Synergizing Privacy and Utility in Data Analytics Through Advanced Information Theorization
Zahir Alsulaimawi
TL;DR
The paper tackles the problem of balancing data utility and privacy in analytics by casting privacy-utility as a mutual-information optimization and proposing three algorithms: Noise-Infusion for high-dimensional data, a Variational Autoencoder (VAE) approach, and an EM-based method. It contributes theoretical results, including information bounds and convergence guarantees for alternating optimization, and a practical framework integrating variational inference with EM to improve optimization. Empirical validation on Modified MNIST, CelebrityA, and a structured dataset demonstrates superior privacy protection with retained utility relative to basic privacy techniques. The work offers a flexible, theory-grounded pathway for deploying privacy-preserving analytics across diverse data types and applications.
Abstract
This study develops a novel framework for privacy-preserving data analytics, addressing the critical challenge of balancing data utility with privacy concerns. We introduce three sophisticated algorithms: a Noise-Infusion Technique tailored for high-dimensional image data, a Variational Autoencoder (VAE) for robust feature extraction while masking sensitive attributes and an Expectation Maximization (EM) approach optimized for structured data privacy.

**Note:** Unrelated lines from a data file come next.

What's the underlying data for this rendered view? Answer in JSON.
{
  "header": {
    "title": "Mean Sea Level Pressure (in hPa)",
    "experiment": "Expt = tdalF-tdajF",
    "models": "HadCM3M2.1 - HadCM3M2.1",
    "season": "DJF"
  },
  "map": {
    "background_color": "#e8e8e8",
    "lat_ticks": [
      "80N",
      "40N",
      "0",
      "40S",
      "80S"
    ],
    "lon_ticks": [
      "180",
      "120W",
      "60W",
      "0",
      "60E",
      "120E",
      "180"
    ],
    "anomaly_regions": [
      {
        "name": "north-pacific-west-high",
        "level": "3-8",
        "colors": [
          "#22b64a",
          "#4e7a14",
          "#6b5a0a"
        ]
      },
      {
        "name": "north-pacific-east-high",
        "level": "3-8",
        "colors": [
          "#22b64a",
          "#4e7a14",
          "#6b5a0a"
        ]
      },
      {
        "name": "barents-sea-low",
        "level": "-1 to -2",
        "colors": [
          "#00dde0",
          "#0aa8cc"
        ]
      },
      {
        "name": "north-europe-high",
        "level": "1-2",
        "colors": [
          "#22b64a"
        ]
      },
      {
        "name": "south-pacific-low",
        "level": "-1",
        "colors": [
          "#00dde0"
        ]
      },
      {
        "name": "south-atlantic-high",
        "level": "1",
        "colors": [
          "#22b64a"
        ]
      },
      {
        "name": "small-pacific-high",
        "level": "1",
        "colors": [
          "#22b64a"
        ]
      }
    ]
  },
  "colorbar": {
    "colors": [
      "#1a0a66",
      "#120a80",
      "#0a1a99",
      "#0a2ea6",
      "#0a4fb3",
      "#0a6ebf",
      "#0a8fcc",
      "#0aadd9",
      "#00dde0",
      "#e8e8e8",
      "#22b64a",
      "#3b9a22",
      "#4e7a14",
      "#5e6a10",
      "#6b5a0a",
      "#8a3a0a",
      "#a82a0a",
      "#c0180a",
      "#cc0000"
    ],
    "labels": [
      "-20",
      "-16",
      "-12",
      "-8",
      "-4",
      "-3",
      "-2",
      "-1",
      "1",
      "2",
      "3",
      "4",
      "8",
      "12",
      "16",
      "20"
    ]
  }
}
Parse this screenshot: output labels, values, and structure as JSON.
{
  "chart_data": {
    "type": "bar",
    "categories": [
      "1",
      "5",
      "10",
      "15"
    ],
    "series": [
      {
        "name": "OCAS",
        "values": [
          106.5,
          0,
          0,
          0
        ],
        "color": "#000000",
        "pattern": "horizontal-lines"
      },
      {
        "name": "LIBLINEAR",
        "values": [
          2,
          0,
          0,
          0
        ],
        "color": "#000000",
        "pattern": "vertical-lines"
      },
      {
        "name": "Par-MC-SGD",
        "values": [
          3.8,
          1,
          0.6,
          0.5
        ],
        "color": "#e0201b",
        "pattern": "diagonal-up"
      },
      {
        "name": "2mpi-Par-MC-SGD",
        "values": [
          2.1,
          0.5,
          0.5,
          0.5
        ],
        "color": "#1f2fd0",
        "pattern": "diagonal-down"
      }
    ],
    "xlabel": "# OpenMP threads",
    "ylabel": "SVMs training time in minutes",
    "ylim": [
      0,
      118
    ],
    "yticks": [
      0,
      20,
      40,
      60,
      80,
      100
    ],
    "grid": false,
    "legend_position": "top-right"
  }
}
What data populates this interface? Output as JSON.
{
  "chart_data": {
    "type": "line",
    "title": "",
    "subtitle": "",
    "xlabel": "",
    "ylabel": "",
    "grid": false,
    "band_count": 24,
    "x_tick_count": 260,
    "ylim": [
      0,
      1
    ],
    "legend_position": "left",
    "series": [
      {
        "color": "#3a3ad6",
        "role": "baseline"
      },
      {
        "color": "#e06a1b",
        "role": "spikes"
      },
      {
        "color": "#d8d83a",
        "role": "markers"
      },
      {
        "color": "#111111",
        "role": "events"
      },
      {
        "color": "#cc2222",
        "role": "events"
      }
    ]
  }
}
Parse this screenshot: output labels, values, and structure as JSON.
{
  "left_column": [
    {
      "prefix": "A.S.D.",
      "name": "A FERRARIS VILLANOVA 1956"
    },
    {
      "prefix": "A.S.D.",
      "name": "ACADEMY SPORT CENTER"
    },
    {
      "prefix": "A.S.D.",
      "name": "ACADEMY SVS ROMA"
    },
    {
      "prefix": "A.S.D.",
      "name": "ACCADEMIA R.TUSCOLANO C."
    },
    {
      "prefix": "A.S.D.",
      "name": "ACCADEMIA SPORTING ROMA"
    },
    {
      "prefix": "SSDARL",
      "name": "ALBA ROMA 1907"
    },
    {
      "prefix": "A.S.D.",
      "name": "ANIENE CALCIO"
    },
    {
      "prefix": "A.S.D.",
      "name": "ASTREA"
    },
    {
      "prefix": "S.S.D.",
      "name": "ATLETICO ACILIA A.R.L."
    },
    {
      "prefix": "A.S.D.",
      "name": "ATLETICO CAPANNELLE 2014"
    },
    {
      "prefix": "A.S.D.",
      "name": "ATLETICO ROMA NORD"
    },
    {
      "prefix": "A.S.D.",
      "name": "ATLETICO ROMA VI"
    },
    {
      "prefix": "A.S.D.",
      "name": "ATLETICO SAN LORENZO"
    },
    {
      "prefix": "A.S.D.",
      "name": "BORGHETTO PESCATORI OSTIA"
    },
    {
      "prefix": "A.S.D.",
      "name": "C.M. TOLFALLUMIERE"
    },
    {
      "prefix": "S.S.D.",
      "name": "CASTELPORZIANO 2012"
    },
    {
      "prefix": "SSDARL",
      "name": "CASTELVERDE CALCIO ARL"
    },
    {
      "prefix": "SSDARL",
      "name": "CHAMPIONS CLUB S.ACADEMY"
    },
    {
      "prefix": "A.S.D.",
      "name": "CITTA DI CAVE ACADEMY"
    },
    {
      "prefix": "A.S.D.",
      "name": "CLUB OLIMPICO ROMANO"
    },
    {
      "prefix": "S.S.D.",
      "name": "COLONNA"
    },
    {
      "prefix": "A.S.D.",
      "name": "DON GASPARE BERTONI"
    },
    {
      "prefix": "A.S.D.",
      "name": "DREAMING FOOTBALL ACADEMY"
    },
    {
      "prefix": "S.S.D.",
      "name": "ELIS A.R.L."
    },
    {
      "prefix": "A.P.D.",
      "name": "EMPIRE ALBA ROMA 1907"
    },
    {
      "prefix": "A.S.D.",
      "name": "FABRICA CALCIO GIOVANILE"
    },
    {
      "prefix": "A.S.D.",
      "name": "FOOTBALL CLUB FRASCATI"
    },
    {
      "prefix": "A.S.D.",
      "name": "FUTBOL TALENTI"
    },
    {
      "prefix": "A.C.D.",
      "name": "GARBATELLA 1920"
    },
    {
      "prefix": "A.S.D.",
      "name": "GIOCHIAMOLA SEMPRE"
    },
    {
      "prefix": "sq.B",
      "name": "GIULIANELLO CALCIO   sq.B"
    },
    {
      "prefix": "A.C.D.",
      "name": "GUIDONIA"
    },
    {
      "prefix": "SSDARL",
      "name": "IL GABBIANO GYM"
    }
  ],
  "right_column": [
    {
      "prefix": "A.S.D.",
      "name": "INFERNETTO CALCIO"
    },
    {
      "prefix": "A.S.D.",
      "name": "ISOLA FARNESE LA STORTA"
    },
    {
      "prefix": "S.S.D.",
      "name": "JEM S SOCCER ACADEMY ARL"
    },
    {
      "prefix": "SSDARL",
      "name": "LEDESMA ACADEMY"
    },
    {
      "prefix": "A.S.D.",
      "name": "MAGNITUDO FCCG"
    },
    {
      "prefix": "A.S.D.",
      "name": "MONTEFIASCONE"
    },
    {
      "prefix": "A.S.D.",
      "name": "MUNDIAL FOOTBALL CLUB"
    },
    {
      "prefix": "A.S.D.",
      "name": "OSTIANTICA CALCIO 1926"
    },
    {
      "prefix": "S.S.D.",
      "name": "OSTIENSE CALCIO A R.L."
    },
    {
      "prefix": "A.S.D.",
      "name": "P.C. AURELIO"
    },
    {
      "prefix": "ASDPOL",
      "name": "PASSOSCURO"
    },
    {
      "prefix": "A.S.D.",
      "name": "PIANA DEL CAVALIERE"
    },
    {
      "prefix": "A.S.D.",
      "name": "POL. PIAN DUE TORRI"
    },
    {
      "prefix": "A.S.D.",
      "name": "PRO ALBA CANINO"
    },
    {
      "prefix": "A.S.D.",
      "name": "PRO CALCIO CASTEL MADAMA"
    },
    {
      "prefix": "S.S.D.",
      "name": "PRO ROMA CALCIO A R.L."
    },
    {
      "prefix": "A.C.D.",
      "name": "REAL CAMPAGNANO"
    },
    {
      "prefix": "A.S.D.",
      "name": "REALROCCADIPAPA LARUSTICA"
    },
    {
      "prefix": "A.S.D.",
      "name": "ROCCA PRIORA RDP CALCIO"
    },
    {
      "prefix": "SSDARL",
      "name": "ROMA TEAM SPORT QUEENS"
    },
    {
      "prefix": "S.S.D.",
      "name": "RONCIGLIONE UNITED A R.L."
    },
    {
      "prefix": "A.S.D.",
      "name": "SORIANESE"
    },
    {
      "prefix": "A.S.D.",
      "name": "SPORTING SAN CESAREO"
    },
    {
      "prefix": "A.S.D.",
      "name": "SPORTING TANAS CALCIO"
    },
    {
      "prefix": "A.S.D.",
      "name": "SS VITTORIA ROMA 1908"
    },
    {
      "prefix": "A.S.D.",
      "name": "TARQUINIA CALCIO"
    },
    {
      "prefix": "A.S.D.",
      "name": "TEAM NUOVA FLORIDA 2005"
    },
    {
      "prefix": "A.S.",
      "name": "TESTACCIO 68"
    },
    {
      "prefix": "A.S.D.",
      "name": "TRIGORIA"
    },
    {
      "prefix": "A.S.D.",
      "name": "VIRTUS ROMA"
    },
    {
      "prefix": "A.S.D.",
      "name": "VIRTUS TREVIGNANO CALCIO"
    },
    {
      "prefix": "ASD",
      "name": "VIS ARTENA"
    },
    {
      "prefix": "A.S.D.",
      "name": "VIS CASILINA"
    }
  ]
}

Applied to datasets such as Modified MNIST and CelebrityA, our methods significantly reduce mutual information between sensitive attributes and transformed data, thereby enhancing privacy. Our experimental results confirm that these approaches achieve superior privacy protection and retain high utility, making them viable for practical applications where both aspects are crucial. The research contributes to the field by providing a flexible and effective strategy for deploying privacy-preserving algorithms across various data types and establishing new benchmarks for utility and confidentiality in data analytics.